- Born: 17 January 1931 Ramsgate
- Died: 13 June 1993 (aged 62) Woolwich
- Scientific career
- Fields: Medicine
- Workplaces: University College Hospital, Royal College of Physicians, Royal Army Medical College

= Michael Brown (physician) =

British physician

Major General Michael Brown FRCPE FRCP (1931–1993) was a senior British physician, Director of Army Medicine and Physician to the Queen.

==Biography==

Born in Ramsgate, Kent, on 17 January 1931, Michael Brown was educated at Bedford School and at University College London Medical School. He became a regular British Army officer in 1956 and was Consultant Physician at the Royal Army Medical College between 1966 and 1981. He was posted to military hospitals in Hong Kong, Nepal and Malaysia, where he co-authored a major paper on melioidosis.
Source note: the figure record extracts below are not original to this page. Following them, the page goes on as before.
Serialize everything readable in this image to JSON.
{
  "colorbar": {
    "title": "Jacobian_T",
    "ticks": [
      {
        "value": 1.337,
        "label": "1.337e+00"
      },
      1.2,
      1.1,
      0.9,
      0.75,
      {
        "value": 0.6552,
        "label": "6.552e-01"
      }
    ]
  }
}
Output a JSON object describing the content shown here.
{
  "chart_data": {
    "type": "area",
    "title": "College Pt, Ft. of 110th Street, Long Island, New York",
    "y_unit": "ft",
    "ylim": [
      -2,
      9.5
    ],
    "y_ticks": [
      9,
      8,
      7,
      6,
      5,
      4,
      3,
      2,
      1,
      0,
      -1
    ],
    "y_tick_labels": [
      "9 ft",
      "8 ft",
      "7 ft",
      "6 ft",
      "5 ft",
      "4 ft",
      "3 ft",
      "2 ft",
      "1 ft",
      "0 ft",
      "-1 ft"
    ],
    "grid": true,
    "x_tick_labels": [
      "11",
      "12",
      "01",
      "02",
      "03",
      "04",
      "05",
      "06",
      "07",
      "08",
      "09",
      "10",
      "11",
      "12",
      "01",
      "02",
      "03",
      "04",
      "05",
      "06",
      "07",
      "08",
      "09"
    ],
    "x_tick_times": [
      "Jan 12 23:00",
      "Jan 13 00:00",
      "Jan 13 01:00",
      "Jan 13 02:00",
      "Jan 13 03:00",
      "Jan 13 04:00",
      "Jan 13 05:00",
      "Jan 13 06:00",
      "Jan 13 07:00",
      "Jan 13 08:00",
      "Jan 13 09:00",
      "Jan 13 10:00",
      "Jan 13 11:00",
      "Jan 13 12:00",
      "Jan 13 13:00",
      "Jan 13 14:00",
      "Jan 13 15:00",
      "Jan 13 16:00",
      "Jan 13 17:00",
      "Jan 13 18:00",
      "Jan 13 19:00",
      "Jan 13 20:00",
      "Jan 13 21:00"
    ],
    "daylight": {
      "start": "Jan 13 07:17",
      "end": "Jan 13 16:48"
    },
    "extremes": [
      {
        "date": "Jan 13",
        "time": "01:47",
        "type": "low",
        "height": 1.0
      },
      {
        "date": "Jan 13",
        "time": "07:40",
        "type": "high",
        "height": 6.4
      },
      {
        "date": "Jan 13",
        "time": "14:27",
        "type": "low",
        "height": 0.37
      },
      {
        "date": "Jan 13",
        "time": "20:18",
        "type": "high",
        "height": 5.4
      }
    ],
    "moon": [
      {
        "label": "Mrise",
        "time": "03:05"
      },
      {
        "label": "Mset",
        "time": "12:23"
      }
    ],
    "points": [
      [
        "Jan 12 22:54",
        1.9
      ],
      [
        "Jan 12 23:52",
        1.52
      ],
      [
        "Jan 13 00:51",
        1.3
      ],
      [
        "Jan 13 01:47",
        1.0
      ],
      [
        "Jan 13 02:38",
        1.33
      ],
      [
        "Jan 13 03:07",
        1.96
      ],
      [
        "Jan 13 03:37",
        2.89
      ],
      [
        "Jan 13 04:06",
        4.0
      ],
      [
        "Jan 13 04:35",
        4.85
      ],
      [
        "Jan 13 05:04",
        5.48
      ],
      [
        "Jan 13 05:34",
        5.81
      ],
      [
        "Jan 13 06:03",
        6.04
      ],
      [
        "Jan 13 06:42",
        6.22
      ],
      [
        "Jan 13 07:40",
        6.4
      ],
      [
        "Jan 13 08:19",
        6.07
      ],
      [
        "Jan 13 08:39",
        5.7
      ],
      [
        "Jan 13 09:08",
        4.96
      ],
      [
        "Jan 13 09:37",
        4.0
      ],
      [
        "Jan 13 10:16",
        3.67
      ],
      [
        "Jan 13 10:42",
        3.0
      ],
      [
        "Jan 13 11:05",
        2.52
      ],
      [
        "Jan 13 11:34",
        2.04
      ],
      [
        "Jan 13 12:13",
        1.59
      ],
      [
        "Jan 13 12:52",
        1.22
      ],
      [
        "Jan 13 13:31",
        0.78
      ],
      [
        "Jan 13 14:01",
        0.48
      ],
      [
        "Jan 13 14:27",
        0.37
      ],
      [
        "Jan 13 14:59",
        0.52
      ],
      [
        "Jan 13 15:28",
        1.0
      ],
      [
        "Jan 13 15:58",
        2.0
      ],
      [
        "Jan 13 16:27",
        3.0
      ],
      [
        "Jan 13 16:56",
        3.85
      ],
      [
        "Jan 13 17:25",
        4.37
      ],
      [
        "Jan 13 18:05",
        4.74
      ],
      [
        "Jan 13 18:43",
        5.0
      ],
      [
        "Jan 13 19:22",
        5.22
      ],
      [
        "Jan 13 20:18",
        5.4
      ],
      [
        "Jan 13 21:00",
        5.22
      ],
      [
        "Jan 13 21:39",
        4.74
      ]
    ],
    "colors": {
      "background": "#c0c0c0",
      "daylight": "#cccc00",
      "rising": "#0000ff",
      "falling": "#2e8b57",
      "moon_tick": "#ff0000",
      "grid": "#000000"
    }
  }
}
He was elected to the Fellowship of the Royal College of Physicians in 1976 and appointed as Professor of Military Medicine at the Royal College of Physicians and at the Royal Army Medical College between 1981 and 1985. He was Consultant Physician to the British Army of the Rhine between 1985 and 1988, Director of Army Medicine and Physician to the Queen between 1988 and 1990, and a Fellow of University College London between 1991 and 1993.

Major General Michael Brown died in Woolwich on 13 June 1993.